The report concluded that luxury spending on things like cars, clothing, and travel make up more than 80% of the total luxury shopping market. In fact, sales of luxury goods grew 5% in 2017, and saw some $1.8 trillion spent on brands like Luxottica Group (Ray-Ban), Swatch Group, and L’Oreal Luxe.

According to Deloitte’s Global Powers of Luxury Goods 2017 report, composite year-over-year sales growth for luxury goods reached 6.8%, with aggregate net sales growth for the top 100 luxury companies reaching $212 billion US. (Businesses had to have made a minimum of $180 million US a year in sales to be included in the Top 100.)

The Deloitte report suggests that emerging markets such as China (the top spender on luxury items), Russia, and the United Arab Emirates are driving luxury brand sales, with 70% of consumers in those countries increasing their spending on luxury goods, as opposed to 54% of consumers in what are considered mature markets – Europe, Japan, and the United States.

The Evolution of Luxury

But what exactly are luxury goods? There was a time when luxury goods simply meant the price tag of an item or service; the more expensive, the better. However, today luxury not only means cost, but how a brand or product makes the consumer feel.

The Deloitte report argues that consumers who buy luxury items aren’t doing it to show off, but rather because they feel like they’re getting excellent quality: the items are handmade (in China, at least), they’re ecologically sustainable, and, most importantly, the products make the consumer feel good while wearing or using them.

“Status has now become less ‘what I have’ and much more about ‘who I am’: more ethical, tasteful and discerning,” the Deloitte report’s authors wrote.

Luxury Brands Driving Brick-and-Mortar Sales

Brand experience is a key factor in the success of luxury brands. And creating those experiences is helping luxury brands’ brick-and-mortar stores flourish while longtime brands such as Sears Canada and Toys “R” Us in the US shut their doors – Deloitte suggests that 58% of millennials and 72% of baby boomers still shop in luxury brands’ physical stores rather than online. Those number are high regardless of whether consumers are from emerging markets (60%) or mature markets (65%).

And it appears likely that those numbers will continue to increase: Bain & Company predicts that in the next decade, 75% of all luxury goods and services purchases will come from physical retail stores.

What are those luxury brands doing to keep their clients shopping at their stores? Fred Segal CEO Allison Samek told Forbes that luxury consumers are looking for a one-of-a-kind shopping experience to go along with their unique luxury products, and crave excellent service, great quality, and value.

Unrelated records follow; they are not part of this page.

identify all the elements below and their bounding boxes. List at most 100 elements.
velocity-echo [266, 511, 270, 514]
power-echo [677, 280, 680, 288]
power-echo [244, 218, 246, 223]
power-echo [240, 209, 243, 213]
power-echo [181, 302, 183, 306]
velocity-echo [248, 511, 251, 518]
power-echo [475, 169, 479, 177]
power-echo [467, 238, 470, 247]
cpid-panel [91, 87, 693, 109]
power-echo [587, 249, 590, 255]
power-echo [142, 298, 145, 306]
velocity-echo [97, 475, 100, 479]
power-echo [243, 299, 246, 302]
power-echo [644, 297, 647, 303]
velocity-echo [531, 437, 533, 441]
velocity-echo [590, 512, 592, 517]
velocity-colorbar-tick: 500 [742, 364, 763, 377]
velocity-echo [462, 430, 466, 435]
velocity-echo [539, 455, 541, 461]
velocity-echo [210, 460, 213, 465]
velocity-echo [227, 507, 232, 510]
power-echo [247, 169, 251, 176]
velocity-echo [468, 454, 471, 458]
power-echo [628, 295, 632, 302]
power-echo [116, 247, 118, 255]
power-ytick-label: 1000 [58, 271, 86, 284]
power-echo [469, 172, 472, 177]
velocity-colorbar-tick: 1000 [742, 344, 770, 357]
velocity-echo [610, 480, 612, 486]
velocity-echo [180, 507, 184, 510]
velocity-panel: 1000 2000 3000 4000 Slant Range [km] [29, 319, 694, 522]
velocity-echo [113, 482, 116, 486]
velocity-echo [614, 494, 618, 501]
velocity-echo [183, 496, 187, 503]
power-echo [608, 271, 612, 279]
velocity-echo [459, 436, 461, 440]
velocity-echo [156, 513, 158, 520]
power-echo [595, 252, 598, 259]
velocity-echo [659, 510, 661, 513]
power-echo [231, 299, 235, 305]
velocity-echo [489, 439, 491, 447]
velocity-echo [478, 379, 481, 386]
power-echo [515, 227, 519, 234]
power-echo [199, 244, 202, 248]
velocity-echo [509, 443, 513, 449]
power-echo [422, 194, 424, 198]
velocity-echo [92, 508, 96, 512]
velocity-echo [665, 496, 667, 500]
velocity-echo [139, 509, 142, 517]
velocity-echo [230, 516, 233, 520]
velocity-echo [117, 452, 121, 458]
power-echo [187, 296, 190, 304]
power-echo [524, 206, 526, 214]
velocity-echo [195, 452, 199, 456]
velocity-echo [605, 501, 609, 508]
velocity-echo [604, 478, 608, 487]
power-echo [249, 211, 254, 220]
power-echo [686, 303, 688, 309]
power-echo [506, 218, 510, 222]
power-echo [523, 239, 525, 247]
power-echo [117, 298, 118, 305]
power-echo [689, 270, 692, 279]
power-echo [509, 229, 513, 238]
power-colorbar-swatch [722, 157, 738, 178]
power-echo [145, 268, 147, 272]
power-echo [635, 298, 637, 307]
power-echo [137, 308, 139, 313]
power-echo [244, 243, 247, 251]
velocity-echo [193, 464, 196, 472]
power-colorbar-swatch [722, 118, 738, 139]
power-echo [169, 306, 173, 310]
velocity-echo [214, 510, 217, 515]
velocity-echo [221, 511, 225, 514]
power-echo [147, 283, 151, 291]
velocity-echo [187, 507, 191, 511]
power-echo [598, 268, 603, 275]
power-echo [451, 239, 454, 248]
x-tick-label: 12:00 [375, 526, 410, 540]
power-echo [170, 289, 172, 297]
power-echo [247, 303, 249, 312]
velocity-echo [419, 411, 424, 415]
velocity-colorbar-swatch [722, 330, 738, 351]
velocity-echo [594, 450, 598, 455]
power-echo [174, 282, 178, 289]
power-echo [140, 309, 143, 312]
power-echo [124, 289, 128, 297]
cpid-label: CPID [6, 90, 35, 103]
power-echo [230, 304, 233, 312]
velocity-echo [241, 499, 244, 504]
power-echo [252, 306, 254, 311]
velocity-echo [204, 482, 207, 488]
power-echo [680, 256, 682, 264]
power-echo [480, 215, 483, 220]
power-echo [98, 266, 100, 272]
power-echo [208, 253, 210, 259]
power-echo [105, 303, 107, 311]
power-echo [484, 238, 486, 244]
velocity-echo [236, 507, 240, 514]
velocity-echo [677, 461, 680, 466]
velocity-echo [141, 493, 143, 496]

Luxury Spending Expected to Keep Growing

To maintain their success and popularity, luxury brands need to remember their clients. While millennials outnumber baby boomers, many industry observers highlight the fact that the older generation still has greater buying power, and therefore must be acknowledged in the way that brands advertise their products as well as the shopping experience.

However, luxury brands also need to be cognizant of the ongoing generational shift. “A broader ‘millennial state of mind’ is permeating the luxury industry and changing the purchasing habits of all generations,” the authors of the Bain Luxury Study point out. “This shift in mindset is pushing luxury brands to redefine what they deliver to customers, and how they deliver it.”

The Bain & Company report suggests the luxury market footprint will “evolve significantly” over the next decade, estimating that it will continue to grow at a 4% to 5% compound annual rate over the next three years, with the market for personal luxury goods reaching about $484 billion by 2020.

Provided luxury brands like Tiffany & Co., Prada, and Giorgio Armani continue to offer unique experiences and quality products, their bottom lines should continue to grow. Consumers have spoken, and luxury brands seem to be as popular as ever.